Tuesday, March 09, 2010

Teach me, that I may teach others also


So prayed Charles Hodge. This is exactly what pastors, teachers and theologians should pray.

I also like the way that Hilary of Poitiers prayed along these lines. In fact, the following demands careful, thoughtful, reading and reflection. I think he got it right:

I know, O Lord God Almighty, that I owe Thee, as the chief duty of my life, the devotion of all my words and thoughts to Thyself.

The gift of speech which Thou hast bestowed can bring me no higher reward than the opportunity of service in preaching Thee and displaying Thee as Thou art, as Father and Father of God the Only-begotten, to the world in its blindness and the heretic in his rebellion.

But this is the mere expression of my own desire; I must pray also for the gift of Thy help and compassion, that the breath of Thy Spirit may fill the sails of faith and confession which I have spread, and a favouring wind be sent to forward me on my voyage of instruction.

We can trust the promise of Him Who said, Ask, and it shall be given you, seek, and ye shall find, knock, and it shall be opened unto you; and we in our want shall pray for the things we need.

We shall bring an untiring energy to the study of Thy Prophets and Apostles, and we shall knock for entrance at every gate of hidden knowledge, but it is Thine to answer the prayer, to grant the thing we seek, to open the door on which we beat.

Our minds are born with dull and clouded vision, our feeble intellect is penned within the barriers of an impassable ignorance concerning things Divine; but the study of Thy revelation elevates our soul to the comprehension of sacred truth, and submission to the faith is the path to a certainty beyond the reach of unassisted reason.

And therefore we look to Thy support for the first trembling steps of this undertaking, to Thy aid that it may gain strength and prosper.

We look to Thee to give us the fellowship of that Spirit Who guided the Prophets and the Apostles, that we may take their words in the sense in which they spoke and assign its right shade of meaning to every utterance.
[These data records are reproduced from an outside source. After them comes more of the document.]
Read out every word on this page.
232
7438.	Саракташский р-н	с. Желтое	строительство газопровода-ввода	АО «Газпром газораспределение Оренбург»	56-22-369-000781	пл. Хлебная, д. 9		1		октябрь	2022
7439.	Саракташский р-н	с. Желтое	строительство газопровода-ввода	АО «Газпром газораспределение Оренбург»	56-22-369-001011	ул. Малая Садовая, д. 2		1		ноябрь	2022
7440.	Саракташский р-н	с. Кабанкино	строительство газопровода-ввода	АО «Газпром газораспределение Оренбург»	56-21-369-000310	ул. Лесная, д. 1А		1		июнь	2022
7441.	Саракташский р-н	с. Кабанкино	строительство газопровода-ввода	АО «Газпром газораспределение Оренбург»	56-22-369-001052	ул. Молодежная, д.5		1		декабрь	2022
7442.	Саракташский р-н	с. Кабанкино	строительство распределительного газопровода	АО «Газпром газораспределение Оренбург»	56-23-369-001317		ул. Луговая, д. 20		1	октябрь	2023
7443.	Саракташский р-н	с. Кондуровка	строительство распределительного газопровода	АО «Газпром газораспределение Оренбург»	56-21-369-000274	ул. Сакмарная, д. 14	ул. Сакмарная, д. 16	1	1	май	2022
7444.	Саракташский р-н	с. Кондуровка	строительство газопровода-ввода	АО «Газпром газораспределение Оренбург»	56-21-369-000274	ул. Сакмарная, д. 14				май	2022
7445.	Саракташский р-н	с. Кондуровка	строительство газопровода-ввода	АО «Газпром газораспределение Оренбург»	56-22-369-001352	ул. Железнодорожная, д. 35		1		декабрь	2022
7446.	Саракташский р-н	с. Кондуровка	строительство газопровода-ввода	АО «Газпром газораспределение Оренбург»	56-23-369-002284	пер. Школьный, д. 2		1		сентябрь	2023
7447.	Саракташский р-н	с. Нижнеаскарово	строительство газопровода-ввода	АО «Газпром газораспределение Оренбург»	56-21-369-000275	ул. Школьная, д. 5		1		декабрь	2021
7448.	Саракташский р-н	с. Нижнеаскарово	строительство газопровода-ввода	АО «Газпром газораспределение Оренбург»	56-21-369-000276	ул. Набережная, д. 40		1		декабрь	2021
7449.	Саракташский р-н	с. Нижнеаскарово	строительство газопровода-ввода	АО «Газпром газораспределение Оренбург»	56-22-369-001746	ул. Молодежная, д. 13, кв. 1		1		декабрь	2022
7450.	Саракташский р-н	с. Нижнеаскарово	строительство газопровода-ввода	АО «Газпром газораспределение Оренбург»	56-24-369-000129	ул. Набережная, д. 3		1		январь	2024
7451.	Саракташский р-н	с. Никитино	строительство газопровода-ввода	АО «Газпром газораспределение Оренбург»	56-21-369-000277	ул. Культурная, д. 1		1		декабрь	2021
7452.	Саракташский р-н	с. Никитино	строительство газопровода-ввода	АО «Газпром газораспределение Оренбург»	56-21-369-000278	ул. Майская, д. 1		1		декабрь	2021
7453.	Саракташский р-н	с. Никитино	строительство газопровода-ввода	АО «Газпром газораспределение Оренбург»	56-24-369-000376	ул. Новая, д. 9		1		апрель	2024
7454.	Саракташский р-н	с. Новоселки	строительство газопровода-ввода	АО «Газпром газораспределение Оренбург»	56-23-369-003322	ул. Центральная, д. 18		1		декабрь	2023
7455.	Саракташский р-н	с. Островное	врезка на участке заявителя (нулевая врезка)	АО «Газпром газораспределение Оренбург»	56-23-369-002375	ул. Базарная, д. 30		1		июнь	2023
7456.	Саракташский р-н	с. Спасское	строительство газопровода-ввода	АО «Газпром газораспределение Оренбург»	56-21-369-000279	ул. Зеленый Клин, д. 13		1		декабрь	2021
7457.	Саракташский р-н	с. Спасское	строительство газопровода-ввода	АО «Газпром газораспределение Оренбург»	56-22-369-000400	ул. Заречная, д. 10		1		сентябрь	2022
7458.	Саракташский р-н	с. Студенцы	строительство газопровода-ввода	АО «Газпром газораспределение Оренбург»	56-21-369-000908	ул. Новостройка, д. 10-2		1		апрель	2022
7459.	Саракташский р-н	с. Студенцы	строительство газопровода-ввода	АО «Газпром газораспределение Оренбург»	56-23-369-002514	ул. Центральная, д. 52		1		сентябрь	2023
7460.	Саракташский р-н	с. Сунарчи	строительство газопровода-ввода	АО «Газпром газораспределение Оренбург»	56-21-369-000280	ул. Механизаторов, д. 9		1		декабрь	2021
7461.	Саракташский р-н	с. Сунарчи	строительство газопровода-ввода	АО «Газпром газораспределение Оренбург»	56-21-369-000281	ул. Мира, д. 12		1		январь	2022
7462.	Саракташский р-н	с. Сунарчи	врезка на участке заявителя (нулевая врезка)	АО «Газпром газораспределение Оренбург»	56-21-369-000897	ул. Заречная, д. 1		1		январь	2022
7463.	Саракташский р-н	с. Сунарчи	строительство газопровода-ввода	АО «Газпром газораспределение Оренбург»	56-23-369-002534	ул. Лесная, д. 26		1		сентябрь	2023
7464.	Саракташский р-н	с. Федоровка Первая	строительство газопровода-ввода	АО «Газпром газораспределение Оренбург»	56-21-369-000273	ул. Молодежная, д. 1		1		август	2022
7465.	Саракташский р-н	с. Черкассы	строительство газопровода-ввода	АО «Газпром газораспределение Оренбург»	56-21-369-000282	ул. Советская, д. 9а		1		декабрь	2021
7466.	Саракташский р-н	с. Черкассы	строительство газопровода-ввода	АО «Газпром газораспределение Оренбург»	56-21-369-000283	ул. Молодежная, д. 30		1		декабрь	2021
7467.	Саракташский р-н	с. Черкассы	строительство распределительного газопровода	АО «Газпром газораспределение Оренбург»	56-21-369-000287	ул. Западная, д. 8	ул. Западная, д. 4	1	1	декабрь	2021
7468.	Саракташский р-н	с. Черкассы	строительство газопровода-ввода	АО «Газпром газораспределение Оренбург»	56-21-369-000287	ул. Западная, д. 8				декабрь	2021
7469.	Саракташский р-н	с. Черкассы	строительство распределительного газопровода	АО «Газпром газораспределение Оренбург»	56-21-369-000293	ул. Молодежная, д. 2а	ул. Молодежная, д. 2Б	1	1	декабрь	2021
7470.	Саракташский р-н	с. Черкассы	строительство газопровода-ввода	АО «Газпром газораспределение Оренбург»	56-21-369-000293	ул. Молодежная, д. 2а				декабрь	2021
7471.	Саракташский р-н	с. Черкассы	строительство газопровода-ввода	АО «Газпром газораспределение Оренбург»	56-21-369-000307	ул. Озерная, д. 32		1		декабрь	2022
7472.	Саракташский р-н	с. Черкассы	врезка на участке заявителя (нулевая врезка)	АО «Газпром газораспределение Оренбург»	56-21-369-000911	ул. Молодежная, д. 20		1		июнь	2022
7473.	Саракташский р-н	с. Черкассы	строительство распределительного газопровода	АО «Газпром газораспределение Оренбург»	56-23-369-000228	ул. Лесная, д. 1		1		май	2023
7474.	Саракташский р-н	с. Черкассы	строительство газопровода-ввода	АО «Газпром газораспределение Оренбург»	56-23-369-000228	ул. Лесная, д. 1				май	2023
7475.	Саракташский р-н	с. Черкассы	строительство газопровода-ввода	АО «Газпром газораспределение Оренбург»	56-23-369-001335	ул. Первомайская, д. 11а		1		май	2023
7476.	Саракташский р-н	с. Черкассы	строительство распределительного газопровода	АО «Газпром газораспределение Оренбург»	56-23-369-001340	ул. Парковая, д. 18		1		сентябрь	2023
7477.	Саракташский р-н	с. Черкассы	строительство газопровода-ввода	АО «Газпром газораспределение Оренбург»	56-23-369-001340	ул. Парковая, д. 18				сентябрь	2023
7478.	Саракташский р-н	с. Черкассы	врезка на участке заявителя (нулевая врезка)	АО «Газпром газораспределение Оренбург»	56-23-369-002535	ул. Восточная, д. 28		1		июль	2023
For we shall speak of things which they preached in a mystery; of Thee, O God Eternal, Father of the Eternal and Only-begotten God, Who alone art without birth, and of the One Lord Jesus Christ, born of Thee from everlasting.

We may not sever Him from Thee, or make Him one of a plurality of Gods, on any plea of difference of nature. We may not say that He is not begotten of Thee, because Thou art One.

We must not fail to confess Him as true God, seeing that He is born of Thee, true God, His Father. Grant us, therefore, precision of language, soundness of argument, grace of style, loyalty to truth.

Enable us to utter the things that we believe, that so we may confess, as Prophets and Apostles have taught us, Thee, One God our Father, and One Lord Jesus Christ, and put to silence the gainsaying of heretics, proclaiming Thee as God, yet not solitary, and Him as God, in no unreal sense.